De Drentsche patrijshond is ons prachtige nationaal levend erfgoed. Een karaktervolle en fraaie hond die, zoals de naam al aangeeft, is ontstaan in Drenthe en altijd uitsluitend bedoeld als jachthond.
De oorsprong van de Drent ligt, net als gelijkende rassen zoals de grote en kleine Münsterlanders en de Franse epagneuls, naar alle waarschijnlijkheid in Spioenen, ook wel Spanjoelen genoemd. Dit waren de honden die in de 16e eeuw via Frankrijk door Spanjaarden werden meegebracht. Deze Spanjoelen mengden zich met de inheemse populaties en drukten op die wijze hun stempel op een behoorlijk gedeelte van West-Europa.
Door de geïsoleerde ligging van Drenthe kwam er na het ontstaan van de Drent als ras eigenlijk nauwelijks nog inbreng van buitenlands bloed in het ras waardoor er een uniform type ontstond. In de oorlogsjaren leek er in de kynologie een soort patriottisme te ontstaan waarin het behoud van ‘eigen’ belangrijker dan ooit leek te worden.
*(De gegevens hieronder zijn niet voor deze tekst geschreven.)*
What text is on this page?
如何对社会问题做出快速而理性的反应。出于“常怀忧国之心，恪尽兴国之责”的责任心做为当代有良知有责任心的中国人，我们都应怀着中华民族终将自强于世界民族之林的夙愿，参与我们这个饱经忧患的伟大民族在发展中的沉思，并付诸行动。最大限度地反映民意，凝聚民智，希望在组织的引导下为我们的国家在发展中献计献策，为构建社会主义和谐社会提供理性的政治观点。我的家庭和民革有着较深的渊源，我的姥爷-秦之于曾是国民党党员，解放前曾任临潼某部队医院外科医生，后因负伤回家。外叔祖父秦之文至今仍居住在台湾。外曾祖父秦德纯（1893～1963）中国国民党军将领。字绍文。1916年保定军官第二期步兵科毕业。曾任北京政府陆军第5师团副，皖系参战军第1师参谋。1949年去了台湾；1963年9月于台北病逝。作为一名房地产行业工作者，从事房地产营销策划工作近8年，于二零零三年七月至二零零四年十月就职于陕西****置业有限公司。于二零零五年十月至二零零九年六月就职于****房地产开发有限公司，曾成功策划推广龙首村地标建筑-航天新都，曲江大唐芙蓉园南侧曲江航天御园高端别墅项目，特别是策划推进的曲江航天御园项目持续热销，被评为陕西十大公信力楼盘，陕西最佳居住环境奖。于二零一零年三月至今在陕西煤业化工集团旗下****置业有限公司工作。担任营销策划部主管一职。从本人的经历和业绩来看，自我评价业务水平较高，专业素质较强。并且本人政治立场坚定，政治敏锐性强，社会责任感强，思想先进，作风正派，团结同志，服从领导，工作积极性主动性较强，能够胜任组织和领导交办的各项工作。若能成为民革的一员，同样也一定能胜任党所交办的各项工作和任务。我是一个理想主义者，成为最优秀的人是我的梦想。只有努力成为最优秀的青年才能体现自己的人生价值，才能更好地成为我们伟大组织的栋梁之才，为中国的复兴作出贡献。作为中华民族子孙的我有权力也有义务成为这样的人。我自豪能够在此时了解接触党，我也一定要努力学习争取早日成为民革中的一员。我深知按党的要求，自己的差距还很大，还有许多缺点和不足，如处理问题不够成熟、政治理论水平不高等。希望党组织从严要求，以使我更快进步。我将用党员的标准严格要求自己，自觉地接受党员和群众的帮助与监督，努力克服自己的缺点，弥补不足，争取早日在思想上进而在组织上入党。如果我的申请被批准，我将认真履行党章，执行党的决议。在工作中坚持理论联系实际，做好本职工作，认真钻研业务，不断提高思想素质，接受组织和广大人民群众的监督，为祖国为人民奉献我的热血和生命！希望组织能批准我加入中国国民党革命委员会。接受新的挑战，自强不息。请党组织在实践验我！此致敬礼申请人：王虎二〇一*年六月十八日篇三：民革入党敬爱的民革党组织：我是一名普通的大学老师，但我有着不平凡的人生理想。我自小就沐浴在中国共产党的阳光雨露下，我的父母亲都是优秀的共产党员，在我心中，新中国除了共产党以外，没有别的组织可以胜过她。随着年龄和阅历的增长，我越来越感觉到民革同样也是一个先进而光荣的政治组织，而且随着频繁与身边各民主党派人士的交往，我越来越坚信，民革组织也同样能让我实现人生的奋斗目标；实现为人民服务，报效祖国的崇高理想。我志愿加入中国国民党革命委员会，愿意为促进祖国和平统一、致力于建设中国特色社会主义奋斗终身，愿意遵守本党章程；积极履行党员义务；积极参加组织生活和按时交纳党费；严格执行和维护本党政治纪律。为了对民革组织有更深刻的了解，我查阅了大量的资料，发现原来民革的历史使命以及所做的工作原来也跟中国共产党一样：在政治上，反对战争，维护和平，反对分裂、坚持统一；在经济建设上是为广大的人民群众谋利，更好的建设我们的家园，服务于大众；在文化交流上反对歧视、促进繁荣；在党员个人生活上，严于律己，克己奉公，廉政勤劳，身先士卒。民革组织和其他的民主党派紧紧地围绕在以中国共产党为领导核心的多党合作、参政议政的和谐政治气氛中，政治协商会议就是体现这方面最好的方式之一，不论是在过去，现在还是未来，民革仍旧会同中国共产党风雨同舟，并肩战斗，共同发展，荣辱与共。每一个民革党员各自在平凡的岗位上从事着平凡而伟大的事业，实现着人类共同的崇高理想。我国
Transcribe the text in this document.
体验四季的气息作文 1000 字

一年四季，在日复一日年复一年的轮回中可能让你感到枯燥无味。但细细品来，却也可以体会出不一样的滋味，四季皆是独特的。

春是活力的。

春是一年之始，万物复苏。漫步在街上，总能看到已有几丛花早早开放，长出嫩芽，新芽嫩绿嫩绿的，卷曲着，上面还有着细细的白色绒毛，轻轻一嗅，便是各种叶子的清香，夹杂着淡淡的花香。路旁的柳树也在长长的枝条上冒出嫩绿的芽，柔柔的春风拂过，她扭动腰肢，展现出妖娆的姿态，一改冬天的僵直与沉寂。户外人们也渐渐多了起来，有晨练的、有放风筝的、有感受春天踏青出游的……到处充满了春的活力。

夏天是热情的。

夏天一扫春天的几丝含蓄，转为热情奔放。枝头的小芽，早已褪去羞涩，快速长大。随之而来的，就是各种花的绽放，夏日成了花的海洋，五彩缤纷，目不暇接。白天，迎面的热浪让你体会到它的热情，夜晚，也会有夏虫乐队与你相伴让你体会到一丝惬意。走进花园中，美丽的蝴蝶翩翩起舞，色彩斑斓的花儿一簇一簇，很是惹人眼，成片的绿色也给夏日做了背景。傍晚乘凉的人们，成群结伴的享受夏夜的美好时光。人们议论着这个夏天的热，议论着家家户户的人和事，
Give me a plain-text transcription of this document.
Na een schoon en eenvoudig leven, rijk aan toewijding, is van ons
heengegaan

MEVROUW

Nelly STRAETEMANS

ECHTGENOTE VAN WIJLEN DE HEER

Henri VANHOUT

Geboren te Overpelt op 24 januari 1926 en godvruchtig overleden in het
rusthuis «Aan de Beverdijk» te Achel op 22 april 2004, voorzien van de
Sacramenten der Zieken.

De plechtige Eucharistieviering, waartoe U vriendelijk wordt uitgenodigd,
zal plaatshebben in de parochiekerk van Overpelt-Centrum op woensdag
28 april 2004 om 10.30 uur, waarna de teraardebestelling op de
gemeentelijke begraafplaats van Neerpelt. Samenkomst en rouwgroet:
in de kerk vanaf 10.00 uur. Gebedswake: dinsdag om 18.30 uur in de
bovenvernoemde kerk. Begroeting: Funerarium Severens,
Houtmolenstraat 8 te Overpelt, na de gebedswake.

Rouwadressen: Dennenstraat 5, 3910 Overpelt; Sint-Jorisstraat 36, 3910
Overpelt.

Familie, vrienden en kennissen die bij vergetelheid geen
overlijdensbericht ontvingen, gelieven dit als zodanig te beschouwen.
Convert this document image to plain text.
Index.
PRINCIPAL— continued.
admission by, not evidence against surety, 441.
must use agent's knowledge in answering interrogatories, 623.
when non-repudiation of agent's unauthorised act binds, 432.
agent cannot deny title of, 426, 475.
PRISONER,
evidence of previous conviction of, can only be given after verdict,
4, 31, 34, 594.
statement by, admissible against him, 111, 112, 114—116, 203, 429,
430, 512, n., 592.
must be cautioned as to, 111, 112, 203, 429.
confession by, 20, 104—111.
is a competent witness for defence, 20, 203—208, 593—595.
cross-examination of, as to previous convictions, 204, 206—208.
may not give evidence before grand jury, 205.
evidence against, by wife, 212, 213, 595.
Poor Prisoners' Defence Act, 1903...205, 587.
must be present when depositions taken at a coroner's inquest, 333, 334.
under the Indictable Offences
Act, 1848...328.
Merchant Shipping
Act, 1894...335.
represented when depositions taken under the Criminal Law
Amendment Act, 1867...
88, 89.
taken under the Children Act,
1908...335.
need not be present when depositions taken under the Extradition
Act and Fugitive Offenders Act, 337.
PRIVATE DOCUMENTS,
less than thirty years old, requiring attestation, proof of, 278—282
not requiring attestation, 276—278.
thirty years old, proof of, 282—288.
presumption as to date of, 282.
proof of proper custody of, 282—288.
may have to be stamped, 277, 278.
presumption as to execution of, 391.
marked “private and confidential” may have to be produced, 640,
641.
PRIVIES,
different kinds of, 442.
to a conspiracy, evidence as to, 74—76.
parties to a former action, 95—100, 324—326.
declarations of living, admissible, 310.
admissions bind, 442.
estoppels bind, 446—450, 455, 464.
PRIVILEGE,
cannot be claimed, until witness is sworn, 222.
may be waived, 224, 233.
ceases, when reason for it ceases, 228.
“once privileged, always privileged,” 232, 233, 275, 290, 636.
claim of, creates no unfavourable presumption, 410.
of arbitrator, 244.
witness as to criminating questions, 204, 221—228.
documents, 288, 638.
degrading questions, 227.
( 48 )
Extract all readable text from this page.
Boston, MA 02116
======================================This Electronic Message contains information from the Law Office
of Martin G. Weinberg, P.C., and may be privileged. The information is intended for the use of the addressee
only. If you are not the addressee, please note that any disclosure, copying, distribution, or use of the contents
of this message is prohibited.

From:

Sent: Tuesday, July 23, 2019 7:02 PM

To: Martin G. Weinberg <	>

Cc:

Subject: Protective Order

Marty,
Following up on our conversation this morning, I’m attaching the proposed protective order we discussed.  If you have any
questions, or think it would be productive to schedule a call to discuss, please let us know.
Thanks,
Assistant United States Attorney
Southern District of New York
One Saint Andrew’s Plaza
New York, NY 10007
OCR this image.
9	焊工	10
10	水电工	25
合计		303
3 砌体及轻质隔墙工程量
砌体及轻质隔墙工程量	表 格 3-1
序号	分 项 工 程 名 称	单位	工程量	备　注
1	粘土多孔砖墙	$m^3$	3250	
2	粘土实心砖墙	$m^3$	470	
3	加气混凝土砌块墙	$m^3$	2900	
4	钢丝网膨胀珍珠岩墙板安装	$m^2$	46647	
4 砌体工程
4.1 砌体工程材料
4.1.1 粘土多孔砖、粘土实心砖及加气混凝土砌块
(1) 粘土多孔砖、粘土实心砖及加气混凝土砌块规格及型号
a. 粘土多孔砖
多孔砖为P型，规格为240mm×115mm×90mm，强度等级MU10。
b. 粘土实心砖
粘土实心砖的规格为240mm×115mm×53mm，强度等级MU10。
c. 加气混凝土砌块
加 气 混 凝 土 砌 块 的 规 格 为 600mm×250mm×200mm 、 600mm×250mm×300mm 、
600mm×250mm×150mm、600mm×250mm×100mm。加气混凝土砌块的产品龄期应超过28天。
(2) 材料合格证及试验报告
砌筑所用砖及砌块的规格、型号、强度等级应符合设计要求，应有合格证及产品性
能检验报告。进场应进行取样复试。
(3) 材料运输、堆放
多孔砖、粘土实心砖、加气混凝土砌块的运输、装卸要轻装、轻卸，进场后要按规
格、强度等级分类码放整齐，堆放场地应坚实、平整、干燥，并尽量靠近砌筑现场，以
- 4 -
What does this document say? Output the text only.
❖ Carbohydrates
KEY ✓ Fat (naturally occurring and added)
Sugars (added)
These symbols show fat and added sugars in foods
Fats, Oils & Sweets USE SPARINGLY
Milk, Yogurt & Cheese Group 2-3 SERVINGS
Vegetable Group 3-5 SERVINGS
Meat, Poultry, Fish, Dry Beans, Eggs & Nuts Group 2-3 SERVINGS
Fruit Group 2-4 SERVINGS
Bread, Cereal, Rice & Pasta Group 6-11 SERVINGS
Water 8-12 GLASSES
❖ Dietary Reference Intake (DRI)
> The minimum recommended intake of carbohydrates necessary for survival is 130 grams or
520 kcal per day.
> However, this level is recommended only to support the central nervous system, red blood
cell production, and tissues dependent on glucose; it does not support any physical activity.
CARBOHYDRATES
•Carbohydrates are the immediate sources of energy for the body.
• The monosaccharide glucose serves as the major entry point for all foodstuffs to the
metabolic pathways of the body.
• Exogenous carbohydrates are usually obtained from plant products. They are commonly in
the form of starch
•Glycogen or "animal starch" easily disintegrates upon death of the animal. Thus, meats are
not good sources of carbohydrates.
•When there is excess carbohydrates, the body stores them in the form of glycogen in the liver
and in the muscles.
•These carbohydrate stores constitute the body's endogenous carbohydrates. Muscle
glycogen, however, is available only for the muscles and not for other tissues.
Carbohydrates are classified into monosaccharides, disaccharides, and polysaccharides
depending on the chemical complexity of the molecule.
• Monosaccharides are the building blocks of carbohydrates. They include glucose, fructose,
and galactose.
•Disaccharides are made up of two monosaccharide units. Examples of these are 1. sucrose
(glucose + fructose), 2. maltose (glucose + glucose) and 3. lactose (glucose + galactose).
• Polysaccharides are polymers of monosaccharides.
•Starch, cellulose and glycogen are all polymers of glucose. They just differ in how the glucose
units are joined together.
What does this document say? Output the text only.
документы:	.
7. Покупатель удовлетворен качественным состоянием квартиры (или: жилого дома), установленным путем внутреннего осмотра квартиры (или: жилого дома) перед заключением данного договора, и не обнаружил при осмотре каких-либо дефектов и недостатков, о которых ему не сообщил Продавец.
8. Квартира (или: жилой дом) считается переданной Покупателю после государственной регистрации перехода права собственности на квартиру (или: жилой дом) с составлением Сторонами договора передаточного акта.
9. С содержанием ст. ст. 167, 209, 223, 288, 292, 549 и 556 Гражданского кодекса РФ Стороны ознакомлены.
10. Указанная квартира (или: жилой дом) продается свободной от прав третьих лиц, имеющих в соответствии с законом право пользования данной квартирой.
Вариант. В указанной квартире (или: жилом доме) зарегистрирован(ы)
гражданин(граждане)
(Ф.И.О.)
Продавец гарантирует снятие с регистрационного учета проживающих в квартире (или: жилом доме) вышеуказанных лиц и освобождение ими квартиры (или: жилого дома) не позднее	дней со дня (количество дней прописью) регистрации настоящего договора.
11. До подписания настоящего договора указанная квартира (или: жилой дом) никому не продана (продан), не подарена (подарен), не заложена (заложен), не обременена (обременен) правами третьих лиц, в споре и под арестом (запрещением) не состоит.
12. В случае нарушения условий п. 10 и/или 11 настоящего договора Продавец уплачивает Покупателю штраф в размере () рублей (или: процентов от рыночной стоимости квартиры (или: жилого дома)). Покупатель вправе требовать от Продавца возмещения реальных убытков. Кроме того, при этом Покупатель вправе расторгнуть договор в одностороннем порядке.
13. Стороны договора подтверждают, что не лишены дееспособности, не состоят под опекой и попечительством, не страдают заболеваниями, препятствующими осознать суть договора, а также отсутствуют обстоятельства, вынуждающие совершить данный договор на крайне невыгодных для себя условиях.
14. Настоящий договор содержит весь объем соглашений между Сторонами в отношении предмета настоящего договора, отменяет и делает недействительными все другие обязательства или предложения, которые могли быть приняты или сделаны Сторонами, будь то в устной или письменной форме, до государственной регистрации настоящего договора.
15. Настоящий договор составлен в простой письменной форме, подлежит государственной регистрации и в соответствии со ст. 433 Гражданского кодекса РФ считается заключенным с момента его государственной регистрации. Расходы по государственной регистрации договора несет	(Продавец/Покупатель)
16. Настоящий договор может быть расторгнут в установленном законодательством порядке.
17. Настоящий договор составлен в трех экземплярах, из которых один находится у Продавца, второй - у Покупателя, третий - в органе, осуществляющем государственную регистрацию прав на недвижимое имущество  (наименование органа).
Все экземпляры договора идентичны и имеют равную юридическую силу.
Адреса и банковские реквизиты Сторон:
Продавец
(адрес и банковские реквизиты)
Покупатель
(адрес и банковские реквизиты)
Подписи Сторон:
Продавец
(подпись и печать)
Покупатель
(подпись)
Het was de Baronesse van Hardenbroek tot Ammerstol, bekend om haar vaderlandsliefde en haar liefde voor honden, die er zich voor inspande en dankzij haar en een aantal anderen werd de Drentsche patrijshond in 1943 dan ook als ras erkend.
De Drent is een middelgrote, evenredig gebouwde en krachtige hond. De schofthoogte voor reuen is 58-63 cm, voor teven 55-60 cm. De vacht is altijd bruinbont, is op het lichaam aanliggend en heeft fraaie bevedering aan poten, staart en kraag.
In het jachtveld is de Drent een niet al te ruim jagende hond die bijzonder geschikt is voor werken in ruig terrein. Omdat er in het Drenthe van vroeger weinig waterwerk gevraagd werd zijn veel Drenten dan ook niet onmiddellijk watterratten, maar met enig geduld zullen deze honden ook prima apporteurs uit het water kunnen worden. Een kenmerkende eigenschap aan Drentsche patrijshonden is hun staartactie wanneer zij zelfstandig op zoek zijn naar veerwild. Deze draait rond en verraadt daarmee de spaniëlverwantschap. Heeft de hond echter wild gevonden, dan zal hij aantrekken en uiteindelijk voorstaan waarna iedere beweging in de staart stopt.
De Drentsche patrijshond zou een zacht en gevoelig karakter hebben, parforce dressuur is voor deze honden dan ook niet geschikt. Toch betekent dit niet dat de Drent een makkelijke hond is, integendeel: het zijn sterke karakters met een behoorlijke ‘kop er op’. Trainen met een Drent vraagt om geduld, begrip en humor. De Drent is vaak wat laat volwassen en een training die gericht is op motivatie biedt de grootste kans op succes. De voorjager moet zorgen dat de hond niet te vaak hetzelfde hoeft te doen, want eenmaal verveeld kan een Drent makkelijk in staking gaan en om elkaar dan nog te motiveren wordt daarmee een uitdaging.